Abducted Pakistani elders ‘killed’

Bodies of 22 members of pro-government group found near South Waziristan.

pakistan map with jandola

“Some of the dead were shot and some had their throats slit,” Marwat said.

During clashes earlier this week in Jandola, Taliban fighters captured about 27 people belonging to the peace committee and local tribal elders, he said.

Security officials said that the men’s hands were tied behind their backs and the corpses left in a drain by a roadside. 

‘Reign of terror’

A spokesman for the Tehreek-e-Taliban Pakistan controlled by Mehsud, told the AFP news agency that it had carried out the killings and would soon decide the fate of another eight men.
  
“The men we killed were involved in thefts and robbery and had unleashed a reign of terror on the people. They were being patronised by the government,” Maulvi Omar said.

“The government should not intervene in the current situation, otherwise peace talks would be seriously undermined.”

Fighting between supporters of a pro-government tribal elder, called Turkistan Bitani, and fighters belonging to Mehsud’s tribe broke out on Monday after rockets were fired at the home of a peace committee member.

Pro-Taliban gains

Kamal Hyder, Al Jazeera’s correspondent in Islamabad, said the attacks came as pro-Taliban forces continue to tighten their grip in the region, espcially in the Northwest Frontier Province (NWFP).

“A lot of analysts believe that Peshawar is being surrounded by pro-Taliban factions. That is why the interior minister went there and warned people that the government could launch an operation in the Northwest Frontier Province.”

Pakistan’s military put the overall death toll from the violence at nine, and said that the Taliban fighters had withdrawn from Jandola.

“There is absolutely nothing now in Jandola. A total of nine people have been killed in fighting between tribes,” Major General Athar Abbas, Pakistan’s chief military spokesman, said.

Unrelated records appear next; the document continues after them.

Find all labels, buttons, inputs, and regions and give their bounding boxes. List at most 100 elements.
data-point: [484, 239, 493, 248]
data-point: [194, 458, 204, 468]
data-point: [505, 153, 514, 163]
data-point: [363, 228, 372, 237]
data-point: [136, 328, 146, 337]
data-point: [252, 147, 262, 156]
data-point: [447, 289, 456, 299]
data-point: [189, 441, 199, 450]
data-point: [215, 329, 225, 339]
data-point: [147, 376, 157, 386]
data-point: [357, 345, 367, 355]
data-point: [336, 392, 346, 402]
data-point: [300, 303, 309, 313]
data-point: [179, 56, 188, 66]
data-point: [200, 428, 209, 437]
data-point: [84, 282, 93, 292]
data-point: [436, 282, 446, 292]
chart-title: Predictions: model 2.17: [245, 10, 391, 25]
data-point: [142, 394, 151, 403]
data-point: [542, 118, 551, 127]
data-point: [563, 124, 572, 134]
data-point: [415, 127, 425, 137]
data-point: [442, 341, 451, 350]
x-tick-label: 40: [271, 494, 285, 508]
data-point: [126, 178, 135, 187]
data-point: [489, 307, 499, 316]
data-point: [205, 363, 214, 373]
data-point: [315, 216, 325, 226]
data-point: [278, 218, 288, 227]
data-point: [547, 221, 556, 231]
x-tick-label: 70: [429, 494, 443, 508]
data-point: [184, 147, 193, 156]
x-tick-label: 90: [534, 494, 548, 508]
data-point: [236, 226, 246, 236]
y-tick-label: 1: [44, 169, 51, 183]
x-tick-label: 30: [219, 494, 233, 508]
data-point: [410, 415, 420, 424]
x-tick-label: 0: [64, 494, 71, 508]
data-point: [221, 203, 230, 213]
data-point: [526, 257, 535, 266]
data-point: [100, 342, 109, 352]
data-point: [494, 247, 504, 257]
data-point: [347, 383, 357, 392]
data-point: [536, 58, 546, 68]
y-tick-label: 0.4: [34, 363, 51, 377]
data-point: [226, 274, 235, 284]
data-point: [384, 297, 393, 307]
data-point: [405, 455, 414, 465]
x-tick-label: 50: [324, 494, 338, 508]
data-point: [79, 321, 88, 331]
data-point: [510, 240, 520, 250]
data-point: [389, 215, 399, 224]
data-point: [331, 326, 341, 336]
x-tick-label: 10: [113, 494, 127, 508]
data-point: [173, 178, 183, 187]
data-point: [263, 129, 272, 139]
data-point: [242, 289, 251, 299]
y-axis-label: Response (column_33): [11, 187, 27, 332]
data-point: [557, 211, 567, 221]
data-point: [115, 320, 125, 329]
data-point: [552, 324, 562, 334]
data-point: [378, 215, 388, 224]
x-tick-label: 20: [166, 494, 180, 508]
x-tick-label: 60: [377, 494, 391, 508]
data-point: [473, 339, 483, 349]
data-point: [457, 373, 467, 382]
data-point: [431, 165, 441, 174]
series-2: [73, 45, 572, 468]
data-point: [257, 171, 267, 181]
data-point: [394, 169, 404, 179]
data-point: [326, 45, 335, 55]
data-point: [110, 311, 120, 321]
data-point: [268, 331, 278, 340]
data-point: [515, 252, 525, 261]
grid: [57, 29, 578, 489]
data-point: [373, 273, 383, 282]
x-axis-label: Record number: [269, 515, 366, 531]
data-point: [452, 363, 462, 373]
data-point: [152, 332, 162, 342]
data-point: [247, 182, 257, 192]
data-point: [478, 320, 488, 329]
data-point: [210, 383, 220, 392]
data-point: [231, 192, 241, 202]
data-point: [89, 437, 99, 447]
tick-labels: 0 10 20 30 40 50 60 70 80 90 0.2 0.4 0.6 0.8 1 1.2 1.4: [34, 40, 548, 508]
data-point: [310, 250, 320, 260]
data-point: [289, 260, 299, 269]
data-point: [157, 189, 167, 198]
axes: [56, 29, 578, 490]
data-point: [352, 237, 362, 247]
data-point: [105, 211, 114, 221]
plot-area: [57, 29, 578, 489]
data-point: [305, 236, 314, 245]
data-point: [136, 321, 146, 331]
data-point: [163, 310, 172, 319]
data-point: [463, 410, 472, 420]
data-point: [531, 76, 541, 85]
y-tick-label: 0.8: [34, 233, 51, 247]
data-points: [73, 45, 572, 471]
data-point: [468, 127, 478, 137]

But residents told the AFP news agency that the situation in Jandola was still tense and armed fighters were still present.  All shops were closed down and roads were deserted, they said.

Pakistan’s government began peace talks with Mehsud, who is based in the South Waziristan tribal region, after defeating supporters of Pervez Musharraf, the president, in elections in February.

Pakistan’s border regions have been the scene of fighting between troops and pro-Taliban fighters since the fall of the movement in neighbouring Afghanistan in 2001.
  
There have also been several outbreaks of violence between the area’s Pashtun tribes.